February 14, 2026 at 12:20 AM
It’s hard to review biography and memoir because how do you review someone’s life? What am I, Anubis weighing their heart against a feather?
February 13, 2026 at 9:50 PM
I support lowering the voting age to 16. This is something Jessica Watson argued for.
February 13, 2026 at 8:27 PM
Rose should get on the boat because in an emergency situation you take the first possible escape otherwise you’re in the way. They both would have survived if she had.
February 13, 2026 at 11:01 AM
James Cameron is really good at transitions. The way it cuts from Jack and Rose at sunset on the bow to the wreckage of the titanic to signal the change in time, and how it then goes on a close up to old Rose’s face as it transitions back. This could have been jarring but it works somehow.
February 13, 2026 at 9:34 AM
There’s a letter Scott Fitzgerald wrote to Zelda where he says he was envious of her institutionalisation because it would give him a chance to work without financial pressure. People always think these places are a respite but it’s a fantasy.
February 13, 2026 at 8:42 AM
I needed something to distract me so I started reading For Whom the Bell Tolls. Hemingway is a deceptively difficult author because of what he leaves unsaid. It requires a lot of reader participation. The “simplicity” doesn’t equate to readability.
February 13, 2026 at 5:09 AM
The definition of child abuse material in NSW is designed to block all possible loopholes which means it inevitably catches a whole host of inoffensive material in the basic definition. It’s appropriate then that there be a way to sort through this but the “reasonable person” is too vague.
February 13, 2026 at 12:13 AM
Watching Titanic and it wasn’t exactly “holding up” and then the Captain appears talking about increasing speed and I was like oh shit this movie drew me into Jack and Rose’s bullshit so deeply I forgot about the iceberg.
February 12, 2026 at 11:25 AM
Finished reading another chapter of Finnegans Wake out loud. I am getting better at it. It requires a lot of phonics. I am doing the right wing education thing of sounding out words but not having a clue what they mean.
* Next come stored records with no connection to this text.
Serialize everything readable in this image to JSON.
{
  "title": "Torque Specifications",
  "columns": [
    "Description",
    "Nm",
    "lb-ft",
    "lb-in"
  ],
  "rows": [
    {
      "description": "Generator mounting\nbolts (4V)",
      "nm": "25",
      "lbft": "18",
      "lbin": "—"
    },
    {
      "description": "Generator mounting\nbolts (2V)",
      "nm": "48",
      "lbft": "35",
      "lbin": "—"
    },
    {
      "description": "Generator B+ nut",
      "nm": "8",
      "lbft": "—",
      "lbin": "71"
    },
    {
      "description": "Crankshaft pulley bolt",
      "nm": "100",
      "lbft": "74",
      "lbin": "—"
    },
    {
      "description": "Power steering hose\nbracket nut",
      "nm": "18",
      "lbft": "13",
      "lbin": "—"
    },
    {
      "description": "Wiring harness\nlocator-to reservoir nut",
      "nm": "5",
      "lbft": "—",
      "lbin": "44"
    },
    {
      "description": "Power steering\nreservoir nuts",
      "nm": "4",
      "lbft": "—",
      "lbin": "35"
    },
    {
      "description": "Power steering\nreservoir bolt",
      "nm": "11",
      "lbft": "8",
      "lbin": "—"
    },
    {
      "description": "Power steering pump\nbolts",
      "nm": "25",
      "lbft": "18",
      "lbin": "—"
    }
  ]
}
February 12, 2026 at 9:48 AM
“I pray to Sony my soul to keep” is a bad lyric that I was too young to recognise as bad but which has grown to be poignant because of the loss of Sony as a player in the act of listening to music. The lyric somehow ever evaded being bad like a fugitive.
February 12, 2026 at 5:19 AM
My postgrad creative writing work involved a lot of re-writing and adapting of existing works of mine. At present my writing method has evolved into producing the bones of new works for the purpose of adapting to the novel, even if I never finish writing them.
February 12, 2026 at 3:02 AM
The film Titanic (1997) meets the threshold for consideration as child abuse material under current laws. Though Kate Winslet was over 18, the character of Rose was 17 and we see her nude and having sex. Obviously it’s within community standards and wouldn’t be unlawful but it’s hard to pin down why
February 12, 2026 at 12:19 AM
Sometimes the world just doesn’t share your vision.